Escrito por Paulo Cursino, roteirista cujo estilo popularesco casou perfeitamente com o humor rasgado de Hassum em obras como Até Que a Sorte nos Separe e O Candidato Honesto, replica a dinâmica dos filmes supracitados trazendo o contexto para a realidade carioca. Saem os universitários baladeiros, entra o suburbano raiz, afeito a churrascos regados a muito samba.

Samba, aliás, é uma das paixões de Toninho, vivido por Maurício Manfrini (Os Farofeiros) como uma homenagem escancarada a Zeca Pagodinho, seja pelos óculos estilizados, o corte de cabelo ou a postura curvada. Já Leandro Hassum (Tudo Bem no Natal Que Vem) tenta interpretar Walter dentro do estereótipo do sujeito certinho, com direito a penteado conservador, bigode e óculos. O problema é que Hassum, vindo dos espetáculos teatrais, tem imensa dificuldade para se manter fiel ao problemático Walter. Afinal, o histrionismo do ex-Rede Globo joga contra a postura supostamente pacata de seu personagem, cuja manifesta aversão a sons altos é eclipsada pela performance escandalosa de Hassum.

Não que isso seja um grande problema, pois o diretor Roberto Santucci, que fez carreira comandando chanchadas globais como aquelas protagonizadas por Hassum, guia a narrativa por caminhos farsescos, no melhor estilo Paulo Gustavo, embora sem a verve anárquica do saudoso comediante. O que vale aqui é o humor como um fim em si mesmo, confirmado pela estrutura frouxa, remetendo a uma colagem de esquetes que só não fica engessada graças ao carisma e ao talento de seu elenco.

A Santucci, cabe um elogio merecido graças à sua evolução como cineasta. Sob o comando da Globo Filmes, ele ficava preso a uma linguagem televisiva que transformava seus filmes em subprodutos, com todos os cacoetes das mais datadas atrações da emissora carioca. Hoje, finalmente liberto dessas amarras, o diretor encontra sua voz num estilo moderno em termos técnicos, dialogando diretamente com as novas gerações, embora siga apegado demais a velhas piadas.

Pois se as gags envolvendo os ensaios da escola de samba e a verborragia desbocada funcionam, há outras que parecem saídas de programas já extintos da TV brasileira. A objetificação do corpo, embora masculino dessa vez, chega a ser anacrônica, por exemplo.

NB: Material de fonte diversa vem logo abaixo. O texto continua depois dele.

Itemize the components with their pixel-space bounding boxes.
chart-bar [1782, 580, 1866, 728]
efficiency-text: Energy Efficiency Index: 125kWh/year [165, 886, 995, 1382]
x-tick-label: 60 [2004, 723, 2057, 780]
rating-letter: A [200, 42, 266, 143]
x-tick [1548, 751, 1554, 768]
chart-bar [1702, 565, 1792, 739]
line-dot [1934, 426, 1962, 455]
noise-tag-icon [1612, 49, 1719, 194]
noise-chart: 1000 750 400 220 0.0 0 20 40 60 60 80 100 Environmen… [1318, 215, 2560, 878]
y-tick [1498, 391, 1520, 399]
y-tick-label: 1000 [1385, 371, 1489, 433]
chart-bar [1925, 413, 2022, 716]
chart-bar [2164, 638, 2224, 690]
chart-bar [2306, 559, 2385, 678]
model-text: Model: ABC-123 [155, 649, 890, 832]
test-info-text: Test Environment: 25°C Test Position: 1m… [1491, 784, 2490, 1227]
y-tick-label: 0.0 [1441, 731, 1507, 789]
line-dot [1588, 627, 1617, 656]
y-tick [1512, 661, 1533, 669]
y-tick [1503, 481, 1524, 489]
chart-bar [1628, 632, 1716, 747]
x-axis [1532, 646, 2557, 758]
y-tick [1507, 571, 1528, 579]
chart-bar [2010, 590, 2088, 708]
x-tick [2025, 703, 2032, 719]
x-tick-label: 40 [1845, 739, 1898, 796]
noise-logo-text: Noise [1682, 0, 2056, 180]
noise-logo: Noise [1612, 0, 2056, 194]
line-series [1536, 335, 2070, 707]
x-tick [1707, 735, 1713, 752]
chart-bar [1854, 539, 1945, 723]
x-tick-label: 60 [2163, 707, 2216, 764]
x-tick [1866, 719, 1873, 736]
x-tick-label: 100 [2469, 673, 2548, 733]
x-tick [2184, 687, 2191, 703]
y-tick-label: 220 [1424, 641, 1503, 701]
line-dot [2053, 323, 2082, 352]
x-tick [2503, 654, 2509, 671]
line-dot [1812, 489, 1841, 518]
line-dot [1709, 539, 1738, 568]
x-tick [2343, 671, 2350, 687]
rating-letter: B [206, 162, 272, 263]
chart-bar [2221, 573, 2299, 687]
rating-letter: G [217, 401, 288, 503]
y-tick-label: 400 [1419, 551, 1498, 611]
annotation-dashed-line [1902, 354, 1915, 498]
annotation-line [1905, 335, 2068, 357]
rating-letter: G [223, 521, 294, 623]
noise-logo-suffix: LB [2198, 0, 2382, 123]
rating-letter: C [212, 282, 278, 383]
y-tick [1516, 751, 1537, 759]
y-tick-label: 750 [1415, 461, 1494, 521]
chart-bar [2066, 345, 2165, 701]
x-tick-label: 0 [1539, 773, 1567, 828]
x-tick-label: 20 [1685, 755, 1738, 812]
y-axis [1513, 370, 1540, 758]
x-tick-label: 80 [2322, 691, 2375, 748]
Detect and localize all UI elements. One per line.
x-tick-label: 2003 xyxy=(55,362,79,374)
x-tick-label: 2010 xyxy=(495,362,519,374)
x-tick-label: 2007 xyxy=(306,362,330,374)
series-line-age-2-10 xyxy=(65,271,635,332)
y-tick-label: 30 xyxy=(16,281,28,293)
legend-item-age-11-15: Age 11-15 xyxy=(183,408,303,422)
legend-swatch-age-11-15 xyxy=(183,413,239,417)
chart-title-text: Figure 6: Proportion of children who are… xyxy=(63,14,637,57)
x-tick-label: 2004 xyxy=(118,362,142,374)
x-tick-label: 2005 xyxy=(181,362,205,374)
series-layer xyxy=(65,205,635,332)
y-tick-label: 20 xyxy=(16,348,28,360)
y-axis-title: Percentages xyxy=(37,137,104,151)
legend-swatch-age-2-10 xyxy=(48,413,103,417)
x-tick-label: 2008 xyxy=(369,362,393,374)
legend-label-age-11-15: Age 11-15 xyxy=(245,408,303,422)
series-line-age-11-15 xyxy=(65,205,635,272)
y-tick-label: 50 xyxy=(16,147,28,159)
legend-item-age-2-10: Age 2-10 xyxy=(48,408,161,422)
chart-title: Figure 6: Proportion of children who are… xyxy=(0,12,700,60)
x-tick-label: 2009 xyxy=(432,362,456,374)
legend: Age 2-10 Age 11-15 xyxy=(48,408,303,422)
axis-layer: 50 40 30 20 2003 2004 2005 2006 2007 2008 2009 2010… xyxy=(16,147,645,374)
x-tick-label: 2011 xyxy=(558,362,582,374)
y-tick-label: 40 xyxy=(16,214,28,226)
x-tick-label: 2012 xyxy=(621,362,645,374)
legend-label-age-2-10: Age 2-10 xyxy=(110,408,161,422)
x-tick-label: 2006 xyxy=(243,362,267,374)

Também falta a Santucci um pulso firme para conter os rompantes hiperbólicos de Hassum, que estica piadas até elas abandonarem o cinematográfico para abraçarem o teatral, com direito a todos os seus tiques e maneirismos.

Em contrapartida, é inegável que a liberdade maior oferecida pelo streaming beneficia Vizinhos, seja pela (hilária) presença de palavrões ou pela possibilidade de brincar com religiões, como a inofensiva sequência que simula uma mesa branca. À produção também não escapa a oportunidade de fazer referências a programas de outras emissoras, algo impensável no ambiente austero da empresa dos Marinho.


De um jeito ou de outro, é difícil ficar indiferente às tentativas bem-intencionadas de Vizinhos, uma comédia de veia popular, mas livre da insipiência que contaminou boa parte do nosso circuito comercial nas últimas décadas.